Portanto, se uma mudança de paradigma está em curso, a educaçãonão pode-se furtar a contribuir para o resgate da relação intrínseca entre seres humanos e natureza, com a multiplicidade de aspectos que a envolvem. Se a crise ambiental é protagonizada por uma racionalidade insana, cabe (também) à educação lançar a semente da mudança desde cedo, nas classes iniciais, fomentando o desenvolvimento de outra forma de pensar e analisar o sentido de humanidade, de vida e de planeta.
CONSIDERAÇÕES FINAIS
Face à crise ambiental (e racional), esse novo milênio aponta para a conscientização de que os fenômenos que ocorrem no mundo têm consequências globalizadas, o que demanda uma responsabilidade compartilhada no cuidado e uso dos recursos naturais pela sociedade-mundo.
Sendo essencial à vida e ao equilíbrio dos ciclos no planeta, a preservação da água torna-se um tema primordial no cenário global, do qual nenhuma nação pode se eximir de sua responsabilidade na gestão deste recurso.

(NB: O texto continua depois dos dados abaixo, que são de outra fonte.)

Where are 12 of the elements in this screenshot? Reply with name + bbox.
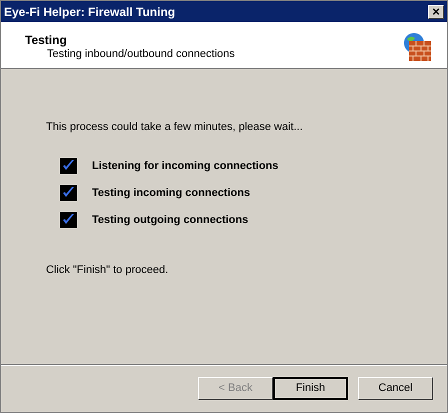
- default-button[interactable]: Finish: [273, 377, 348, 400]
- step-label: Testing incoming connections: [92, 186, 250, 200]
- close-button[interactable]: ×: [428, 4, 444, 18]
- step-label: Testing outgoing connections: [92, 213, 248, 227]
- header-title: Testing: [25, 33, 68, 47]
- window-title: Eye-Fi Helper: Firewall Tuning: [4, 4, 176, 20]
- globe-brick-wall-icon: [401, 31, 433, 63]
- step-label: Listening for incoming connections: [92, 159, 278, 173]
- header-subtitle: Testing inbound/outbound connections: [46, 47, 235, 61]
- dialog-button[interactable]: Cancel: [358, 377, 433, 400]
- intro-text: This process could take a few minutes, please wait...: [46, 120, 304, 134]
- footer-note: Click "Finish" to proceed.: [46, 263, 170, 277]
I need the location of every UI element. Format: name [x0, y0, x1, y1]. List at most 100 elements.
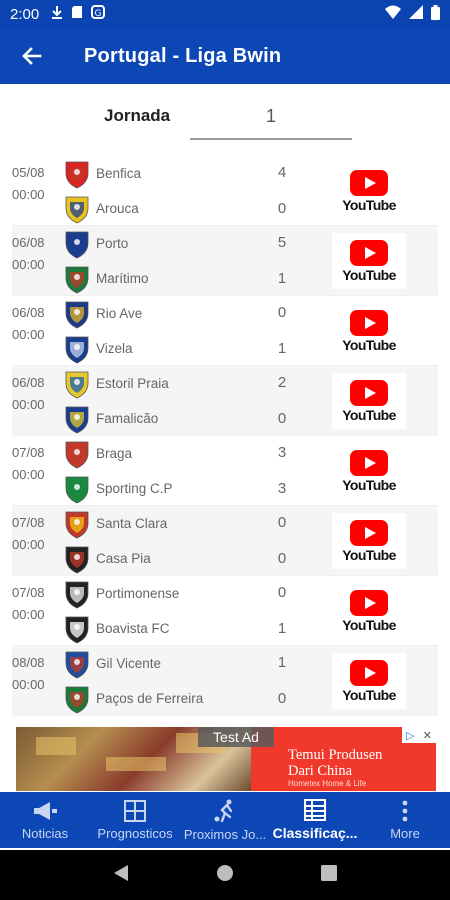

Embora o direito à vida seja um princípio universal, preconizado pelas Nações Unidas (1948) e pela Constituição do Brasil (1988), observa-se que o acesso à água potável deveria ser, da mesma forma, um direito humano universal, visto sua essencialidade para a manutenção vital ou para a qualidade de vida das pessoas. No entanto, constata-se que tal direito é violado, visto que o acesso à água tratada tem um preço, excluindo boa parcela da população mundial (e brasileira). E com a crescente demanda e a progressiva escassez do recurso, as projeções indicam uma situação muito crítica já nas próximas décadas.
Nesse contexto conflituoso, a Educação Ambiental apresenta-se como uma possibilidade de mudança na concepção fria e mercantilista que se instaurou na relação entre os homens e destes com a natureza. Sob o olhar da interdisciplinaridade, (re)ligando os saberes e resgatando os valores humanitários, a EA torna-se um poderoso instrumento de transformação social, capaz de atuar na construção de hábitos e comportamentos mais conscientes e solidários em relação à preservação e consumo dos recursos naturais, especialmente a água.
Para atingir esse objetivo, o currículo escolar precisa estar integrado ao “currículo da vida”, onde os saberes adquirem significados e conduzem à mudança verdadeira, essencial e urgente frente aos desafios postos. Uma vez que os problemas ambientais ultrapassam fronteiras territoriais, a Educação Ambiental se faz necessária e urgente para romper com a visão fragmentada sobre os fatos cotidianos, ampliando as possibilidades de olhares e intervenções numa nova racionalidade.